Smith, who’s has consistently been calling out systemic inequality in the business community and beyond, went on:
“My whole life has been about carrying this,” Smith said. “It’s not about people’s feelings. Black and Brown people have been marginalized out of so many industries within my lifetime and since the inception of this country. It’s not about how people feel, it’s not about discussion, it’s about transformation and change. We need a Marshall plan, we need a new New Deal.”
(Smith’s exhaustion reminds us of GreenLight Fund exec Omar Woodard, who said there was “no time” to wait for results in the fight against systemic inequality.)

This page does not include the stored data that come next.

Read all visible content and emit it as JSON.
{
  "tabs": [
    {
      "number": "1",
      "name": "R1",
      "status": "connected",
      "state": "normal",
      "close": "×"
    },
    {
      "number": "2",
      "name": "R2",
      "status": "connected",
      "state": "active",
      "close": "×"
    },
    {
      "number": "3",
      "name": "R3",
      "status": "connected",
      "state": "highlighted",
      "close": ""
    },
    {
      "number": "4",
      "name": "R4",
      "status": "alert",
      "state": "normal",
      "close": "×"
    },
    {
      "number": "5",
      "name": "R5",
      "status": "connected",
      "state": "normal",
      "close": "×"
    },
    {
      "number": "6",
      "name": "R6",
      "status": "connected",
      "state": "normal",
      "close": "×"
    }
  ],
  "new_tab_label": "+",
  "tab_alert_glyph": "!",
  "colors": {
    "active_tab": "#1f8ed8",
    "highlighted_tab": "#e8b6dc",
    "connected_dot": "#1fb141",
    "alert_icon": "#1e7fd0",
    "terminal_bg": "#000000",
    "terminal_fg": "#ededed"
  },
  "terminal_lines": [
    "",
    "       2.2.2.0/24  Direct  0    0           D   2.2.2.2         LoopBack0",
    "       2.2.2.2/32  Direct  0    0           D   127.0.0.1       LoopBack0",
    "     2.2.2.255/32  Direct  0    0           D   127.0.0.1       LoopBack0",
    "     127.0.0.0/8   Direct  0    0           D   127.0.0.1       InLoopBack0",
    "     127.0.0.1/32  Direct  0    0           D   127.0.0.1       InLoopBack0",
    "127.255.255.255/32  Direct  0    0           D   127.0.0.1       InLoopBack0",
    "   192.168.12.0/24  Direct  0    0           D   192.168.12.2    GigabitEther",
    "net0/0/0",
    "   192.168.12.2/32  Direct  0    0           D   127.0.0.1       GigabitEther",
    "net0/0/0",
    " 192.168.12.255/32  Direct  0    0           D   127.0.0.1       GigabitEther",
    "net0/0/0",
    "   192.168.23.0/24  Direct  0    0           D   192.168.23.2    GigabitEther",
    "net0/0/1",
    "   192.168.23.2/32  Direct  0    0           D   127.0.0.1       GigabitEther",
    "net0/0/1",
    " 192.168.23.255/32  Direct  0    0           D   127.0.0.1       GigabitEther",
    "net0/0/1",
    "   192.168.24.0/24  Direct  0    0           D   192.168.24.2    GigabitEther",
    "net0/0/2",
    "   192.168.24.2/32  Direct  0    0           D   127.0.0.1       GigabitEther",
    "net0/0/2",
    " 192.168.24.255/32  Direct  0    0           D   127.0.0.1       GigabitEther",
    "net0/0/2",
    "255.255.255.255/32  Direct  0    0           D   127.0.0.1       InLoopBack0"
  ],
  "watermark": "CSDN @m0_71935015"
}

Per the video, Yarden’s response to Smith’s challenge came from a place of emotion.
“Right now in this conversation I feel really uncomfortable, because this is really difficult,” said Yarden in tears. “It’s extremely difficult because with everything I do to be helpful, the response is that I don’t get it.”
Yarden, 26, told the room that making a community stronger would take time, and made an ask for the community to get involved with the nonprofit’s efforts by volunteering and voicing concerns.
Yarden could not immediately be reached for further comment on the discussion.
Liz Brown is Webjunto’s co-CEO. Her startup was recently recognized as Philly’s most diverse startup at this year’s Timmy Awards.
“There are plenty people of color and women and LGBT community who are trying to break into the tech community but people won’t give them a damn opportunity,” the entrepreneur said. “The team is nothing without diversity.”
Brown said being diverse is not something that can be taught, and that despite people asking her for a grand plan to boost diversity, the solution starts by having the right disposition and taking action to that effect.
“We’re just a reflection of who we want to be,” she said.